Abstract

The Experimental Mohole drilled during March and Apr. 1961 off Guadalupe Island, Mexico, penetrated about 2.5 m of red clay followed by 172.5 m of hemipelagic ooze, both calcareous and siliceous. The sediments range back to middle Miocene age. Below the ooze the drill encountered basalt. Three core sections, 1.5 m long, and six 5-25 cm subsections were available from the drilling for study. Analyses were made of grain size, water content, chlorinity and Ca and Mg in interstitial water, calcium carbonate, pH, Eh, total N, organic C, porphyrin pigments, hydrocarbons, amino acids (total and individual), and sugars. Attempts were made to culture bacteria from the sediments using a variety of media under aerobic and anaerobic conditions. Except for a few coarse grains in the red clay, all of the sediment is fine grained and deposited grain by grain; there is no indication of turbidites. The ratio of cations to chlorinity of interstitial water is nearly constant with depth except for an increase of Ca/Cl, possibly related to an irregularly lower pH at depth. Eh is positive throughout, showing oxidizing conditions.
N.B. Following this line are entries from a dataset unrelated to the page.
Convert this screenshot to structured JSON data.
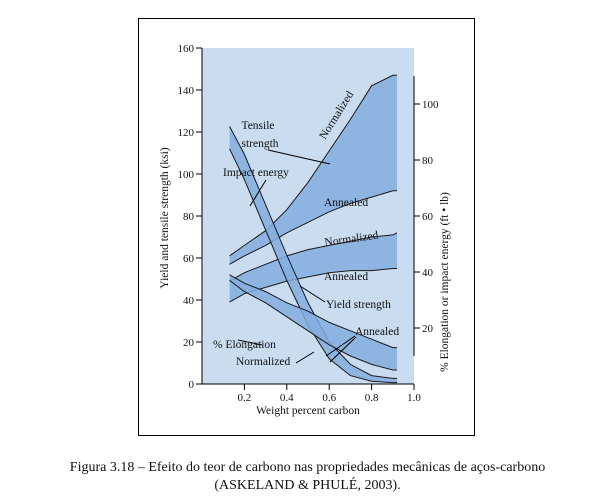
{
  "caption": {
    "line1": "Figura 3.18 – Efeito do teor de carbono nas propriedades mecânicas de aços-carbono",
    "line2": "(ASKELAND & PHULÉ, 2003)."
  },
  "colors": {
    "band_fill": "#84aedf",
    "plot_bg": "#c9dcf0",
    "line": "#1a1a1a"
  },
  "chart_data": {
    "type": "area",
    "xlabel": "Weight percent carbon",
    "ylabel_left": "Yield and tensile strength (ksi)",
    "ylabel_right": "% Elongation or impact energy (ft • lb)",
    "xlim": [
      0,
      1.0
    ],
    "ylim_left": [
      0,
      160
    ],
    "ylim_right": [
      0,
      120
    ],
    "x_ticks": [
      "0.2",
      "0.4",
      "0.6",
      "0.8",
      "1.0"
    ],
    "y_ticks_left": [
      "0",
      "20",
      "40",
      "60",
      "80",
      "100",
      "120",
      "140",
      "160"
    ],
    "y_ticks_right": [
      "20",
      "40",
      "60",
      "80",
      "100"
    ],
    "grid": false,
    "series": [
      {
        "name": "Tensile strength",
        "axis": "left",
        "x": [
          0.13,
          0.2,
          0.3,
          0.4,
          0.5,
          0.6,
          0.7,
          0.8,
          0.9,
          0.92
        ],
        "upper": [
          61,
          66,
          73,
          83,
          96,
          111,
          126,
          142,
          147,
          147
        ],
        "lower": [
          57,
          61,
          66,
          72,
          77,
          82,
          86,
          89,
          92,
          92
        ],
        "upper_label": "Normalized",
        "lower_label": "Annealed"
      },
      {
        "name": "Yield strength",
        "axis": "left",
        "x": [
          0.13,
          0.2,
          0.3,
          0.4,
          0.5,
          0.6,
          0.7,
          0.8,
          0.9,
          0.92
        ],
        "upper": [
          49,
          53,
          57,
          61,
          64,
          66,
          68,
          70,
          71,
          72
        ],
        "lower": [
          39,
          43,
          46,
          49,
          51,
          53,
          54,
          54,
          55,
          55
        ],
        "upper_label": "Normalized",
        "lower_label": "Annealed"
      },
      {
        "name": "Impact energy",
        "axis": "right",
        "x": [
          0.13,
          0.2,
          0.3,
          0.4,
          0.5,
          0.6,
          0.7,
          0.8,
          0.9,
          0.92
        ],
        "upper": [
          92,
          82,
          64,
          46,
          29,
          15,
          7,
          3,
          2,
          2
        ],
        "lower": [
          84,
          73,
          55,
          37,
          21,
          9,
          3,
          1,
          0.5,
          0.5
        ]
      },
      {
        "name": "% Elongation",
        "axis": "right",
        "x": [
          0.13,
          0.2,
          0.3,
          0.4,
          0.5,
          0.6,
          0.7,
          0.8,
          0.9,
          0.92
        ],
        "upper": [
          39,
          36,
          33,
          29,
          26,
          22,
          19,
          16,
          13,
          13
        ],
        "lower": [
          37,
          33,
          29,
          24,
          19,
          14,
          10,
          7,
          5,
          5
        ],
        "upper_label": "Annealed",
        "lower_label": "Normalized"
      }
    ],
    "annotations": {
      "tensile_1": "Tensile",
      "tensile_2": "strength",
      "impact": "Impact energy",
      "yield": "Yield strength",
      "elongation": "% Elongation",
      "normalized_tensile": "Normalized",
      "annealed_tensile": "Annealed",
      "normalized_yield": "Normalized",
      "annealed_yield": "Annealed",
      "annealed_elong": "Annealed",
      "normalized_elong": "Normalized"
    }
  }
}
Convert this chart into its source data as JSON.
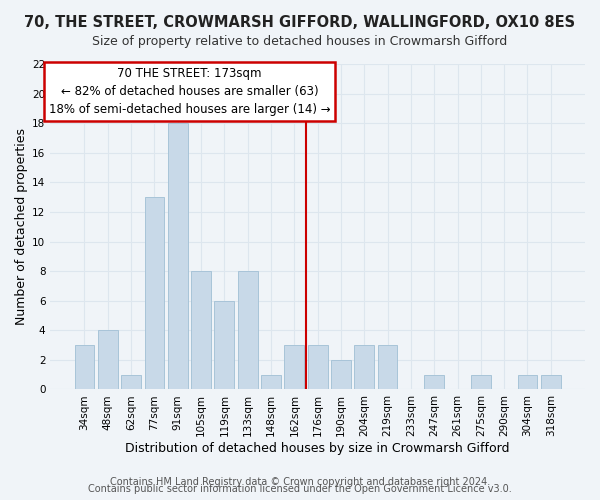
{
  "title1": "70, THE STREET, CROWMARSH GIFFORD, WALLINGFORD, OX10 8ES",
  "title2": "Size of property relative to detached houses in Crowmarsh Gifford",
  "xlabel": "Distribution of detached houses by size in Crowmarsh Gifford",
  "ylabel": "Number of detached properties",
  "categories": [
    "34sqm",
    "48sqm",
    "62sqm",
    "77sqm",
    "91sqm",
    "105sqm",
    "119sqm",
    "133sqm",
    "148sqm",
    "162sqm",
    "176sqm",
    "190sqm",
    "204sqm",
    "219sqm",
    "233sqm",
    "247sqm",
    "261sqm",
    "275sqm",
    "290sqm",
    "304sqm",
    "318sqm"
  ],
  "values": [
    3,
    4,
    1,
    13,
    18,
    8,
    6,
    8,
    1,
    3,
    3,
    2,
    3,
    3,
    0,
    1,
    0,
    1,
    0,
    1,
    1
  ],
  "bar_color": "#c8d9e8",
  "bar_edge_color": "#a8c4d8",
  "annotation_title": "70 THE STREET: 173sqm",
  "annotation_line1": "← 82% of detached houses are smaller (63)",
  "annotation_line2": "18% of semi-detached houses are larger (14) →",
  "annotation_box_color": "#ffffff",
  "annotation_box_edge": "#cc0000",
  "vline_color": "#cc0000",
  "ylim": [
    0,
    22
  ],
  "footer1": "Contains HM Land Registry data © Crown copyright and database right 2024.",
  "footer2": "Contains public sector information licensed under the Open Government Licence v3.0.",
  "grid_color": "#dde6ee",
  "background_color": "#f0f4f8",
  "title1_fontsize": 10.5,
  "title2_fontsize": 9,
  "ylabel_fontsize": 9,
  "xlabel_fontsize": 9,
  "tick_fontsize": 7.5,
  "footer_fontsize": 7,
  "ann_fontsize": 8.5
}
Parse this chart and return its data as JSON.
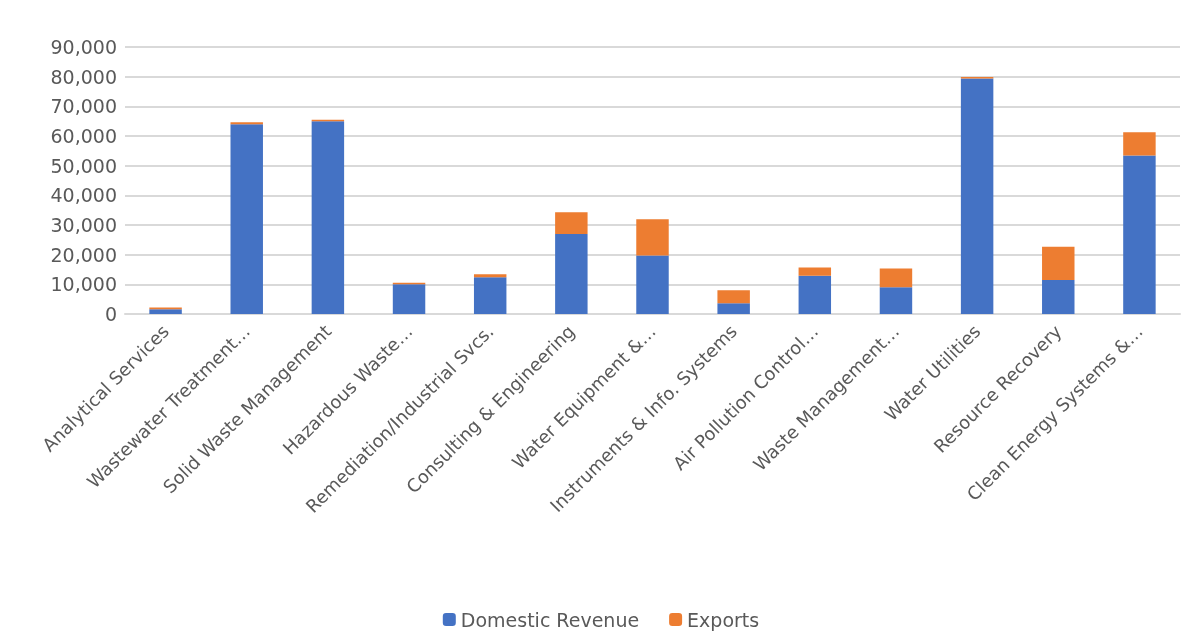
{
  "chart_data": {
    "type": "bar",
    "stacked": true,
    "categories": [
      "Analytical Services",
      "Wastewater Treatment…",
      "Solid Waste Management",
      "Hazardous Waste…",
      "Remediation/Industrial Svcs.",
      "Consulting & Engineering",
      "Water Equipment &…",
      "Instruments & Info. Systems",
      "Air Pollution Control…",
      "Waste Management…",
      "Water Utilities",
      "Resource Recovery",
      "Clean Energy Systems &…"
    ],
    "series": [
      {
        "name": "Domestic Revenue",
        "color": "#4472c4",
        "values": [
          1600,
          64000,
          65000,
          10000,
          12400,
          27000,
          19700,
          3600,
          12900,
          9000,
          79400,
          11500,
          53400
        ]
      },
      {
        "name": "Exports",
        "color": "#ed7d31",
        "values": [
          600,
          600,
          500,
          500,
          1000,
          7300,
          12200,
          4400,
          2800,
          6300,
          500,
          11200,
          7900
        ]
      }
    ],
    "ylim": [
      0,
      90000
    ],
    "yticks": [
      0,
      {
        "value": 10000,
        "label": "10,000"
      },
      {
        "value": 20000,
        "label": "20,000"
      },
      {
        "value": 30000,
        "label": "30,000"
      },
      {
        "value": 40000,
        "label": "40,000"
      },
      {
        "value": 50000,
        "label": "50,000"
      },
      {
        "value": 60000,
        "label": "60,000"
      },
      {
        "value": 70000,
        "label": "70,000"
      },
      {
        "value": 80000,
        "label": "80,000"
      },
      {
        "value": 90000,
        "label": "90,000"
      }
    ],
    "grid": "y",
    "legend": "bottom"
  }
}
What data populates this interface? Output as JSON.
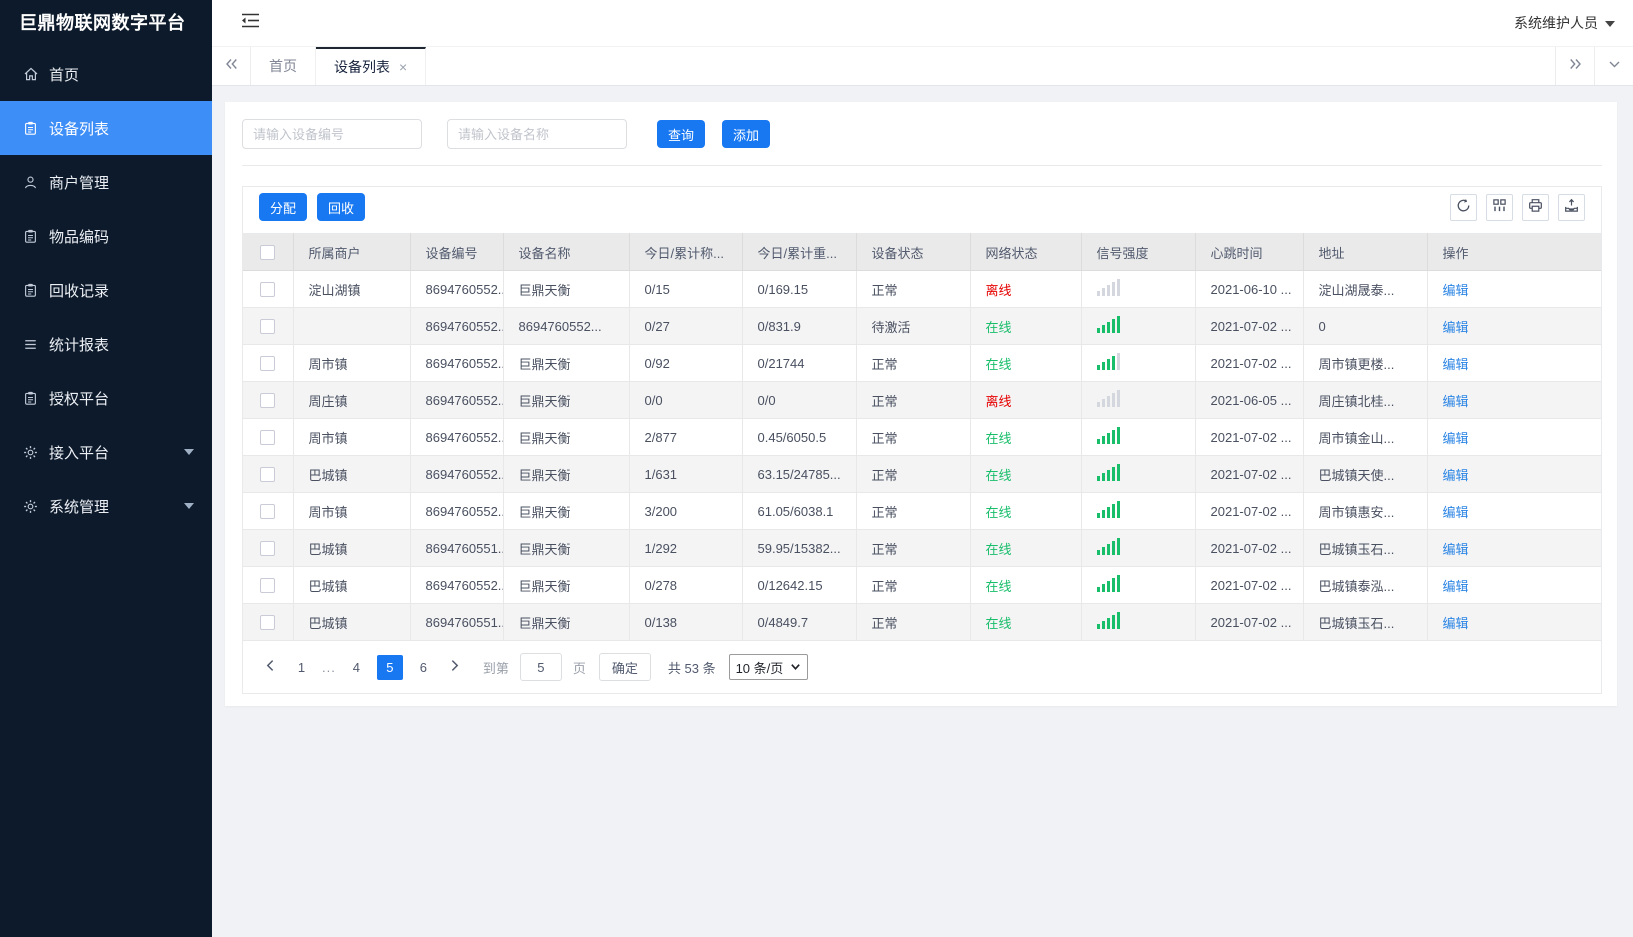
{
  "app": {
    "title": "巨鼎物联网数字平台",
    "user": "系统维护人员"
  },
  "sidebar": {
    "items": [
      {
        "key": "home",
        "label": "首页",
        "icon": "home",
        "active": false,
        "has_children": false
      },
      {
        "key": "device-list",
        "label": "设备列表",
        "icon": "clipboard",
        "active": true,
        "has_children": false
      },
      {
        "key": "merchant-mgmt",
        "label": "商户管理",
        "icon": "user",
        "active": false,
        "has_children": false
      },
      {
        "key": "item-code",
        "label": "物品编码",
        "icon": "clipboard",
        "active": false,
        "has_children": false
      },
      {
        "key": "recycle-records",
        "label": "回收记录",
        "icon": "clipboard",
        "active": false,
        "has_children": false
      },
      {
        "key": "stats-report",
        "label": "统计报表",
        "icon": "lines",
        "active": false,
        "has_children": false
      },
      {
        "key": "auth-platform",
        "label": "授权平台",
        "icon": "clipboard",
        "active": false,
        "has_children": false
      },
      {
        "key": "access-platform",
        "label": "接入平台",
        "icon": "gear",
        "active": false,
        "has_children": true
      },
      {
        "key": "system-mgmt",
        "label": "系统管理",
        "icon": "gear",
        "active": false,
        "has_children": true
      }
    ]
  },
  "tabs": {
    "items": [
      {
        "key": "home",
        "label": "首页",
        "active": false,
        "closable": false
      },
      {
        "key": "device-list",
        "label": "设备列表",
        "active": true,
        "closable": true
      }
    ]
  },
  "search": {
    "device_no_placeholder": "请输入设备编号",
    "device_name_placeholder": "请输入设备名称",
    "query_label": "查询",
    "add_label": "添加"
  },
  "toolbar": {
    "assign_label": "分配",
    "recycle_label": "回收",
    "tools": [
      "refresh",
      "columns",
      "print",
      "export"
    ]
  },
  "table": {
    "columns": [
      "所属商户",
      "设备编号",
      "设备名称",
      "今日/累计称...",
      "今日/累计重...",
      "设备状态",
      "网络状态",
      "信号强度",
      "心跳时间",
      "地址",
      "操作"
    ],
    "edit_label": "编辑",
    "rows": [
      {
        "merchant": "淀山湖镇",
        "device_no": "8694760552...",
        "device_name": "巨鼎天衡",
        "today_count": "0/15",
        "today_weight": "0/169.15",
        "device_status": "正常",
        "network_status": "离线",
        "network_color": "red",
        "signal_level": 0,
        "heartbeat": "2021-06-10 ...",
        "address": "淀山湖晟泰..."
      },
      {
        "merchant": "",
        "device_no": "8694760552...",
        "device_name": "8694760552...",
        "today_count": "0/27",
        "today_weight": "0/831.9",
        "device_status": "待激活",
        "network_status": "在线",
        "network_color": "green",
        "signal_level": 5,
        "heartbeat": "2021-07-02 ...",
        "address": "0"
      },
      {
        "merchant": "周市镇",
        "device_no": "8694760552...",
        "device_name": "巨鼎天衡",
        "today_count": "0/92",
        "today_weight": "0/21744",
        "device_status": "正常",
        "network_status": "在线",
        "network_color": "green",
        "signal_level": 4,
        "heartbeat": "2021-07-02 ...",
        "address": "周市镇更楼..."
      },
      {
        "merchant": "周庄镇",
        "device_no": "8694760552...",
        "device_name": "巨鼎天衡",
        "today_count": "0/0",
        "today_weight": "0/0",
        "device_status": "正常",
        "network_status": "离线",
        "network_color": "red",
        "signal_level": 0,
        "heartbeat": "2021-06-05 ...",
        "address": "周庄镇北桂..."
      },
      {
        "merchant": "周市镇",
        "device_no": "8694760552...",
        "device_name": "巨鼎天衡",
        "today_count": "2/877",
        "today_weight": "0.45/6050.5",
        "device_status": "正常",
        "network_status": "在线",
        "network_color": "green",
        "signal_level": 5,
        "heartbeat": "2021-07-02 ...",
        "address": "周市镇金山..."
      },
      {
        "merchant": "巴城镇",
        "device_no": "8694760552...",
        "device_name": "巨鼎天衡",
        "today_count": "1/631",
        "today_weight": "63.15/24785...",
        "device_status": "正常",
        "network_status": "在线",
        "network_color": "green",
        "signal_level": 5,
        "heartbeat": "2021-07-02 ...",
        "address": "巴城镇天使..."
      },
      {
        "merchant": "周市镇",
        "device_no": "8694760552...",
        "device_name": "巨鼎天衡",
        "today_count": "3/200",
        "today_weight": "61.05/6038.1",
        "device_status": "正常",
        "network_status": "在线",
        "network_color": "green",
        "signal_level": 5,
        "heartbeat": "2021-07-02 ...",
        "address": "周市镇惠安..."
      },
      {
        "merchant": "巴城镇",
        "device_no": "8694760551...",
        "device_name": "巨鼎天衡",
        "today_count": "1/292",
        "today_weight": "59.95/15382...",
        "device_status": "正常",
        "network_status": "在线",
        "network_color": "green",
        "signal_level": 5,
        "heartbeat": "2021-07-02 ...",
        "address": "巴城镇玉石..."
      },
      {
        "merchant": "巴城镇",
        "device_no": "8694760552...",
        "device_name": "巨鼎天衡",
        "today_count": "0/278",
        "today_weight": "0/12642.15",
        "device_status": "正常",
        "network_status": "在线",
        "network_color": "green",
        "signal_level": 5,
        "heartbeat": "2021-07-02 ...",
        "address": "巴城镇泰泓..."
      },
      {
        "merchant": "巴城镇",
        "device_no": "8694760551...",
        "device_name": "巨鼎天衡",
        "today_count": "0/138",
        "today_weight": "0/4849.7",
        "device_status": "正常",
        "network_status": "在线",
        "network_color": "green",
        "signal_level": 5,
        "heartbeat": "2021-07-02 ...",
        "address": "巴城镇玉石..."
      }
    ]
  },
  "pagination": {
    "pages": [
      {
        "label": "1",
        "active": false,
        "ellipsis": false
      },
      {
        "label": "...",
        "active": false,
        "ellipsis": true
      },
      {
        "label": "4",
        "active": false,
        "ellipsis": false
      },
      {
        "label": "5",
        "active": true,
        "ellipsis": false
      },
      {
        "label": "6",
        "active": false,
        "ellipsis": false
      }
    ],
    "goto_label": "到第",
    "goto_value": "5",
    "page_unit": "页",
    "confirm_label": "确定",
    "total_text": "共 53 条",
    "page_size_text": "10 条/页"
  },
  "colors": {
    "primary_blue": "#1778f2",
    "sidebar_bg": "#0c1a2b",
    "sidebar_active": "#3e8ef7",
    "online_green": "#19be6b",
    "offline_red": "#e60000",
    "link_blue": "#2b85e4"
  }
}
The sediments contain small concentrations of hydrocarbons, porphyrins, amino acids and sugars. Bacteria were cultured from only a few samples, and probably were introduced either during the drilling operation or subsequent sampling and culturing procedures. The data are discussed with respect to the salinity of the ocean during the period of sedimentation, and the origin and diagenesis of the sediment.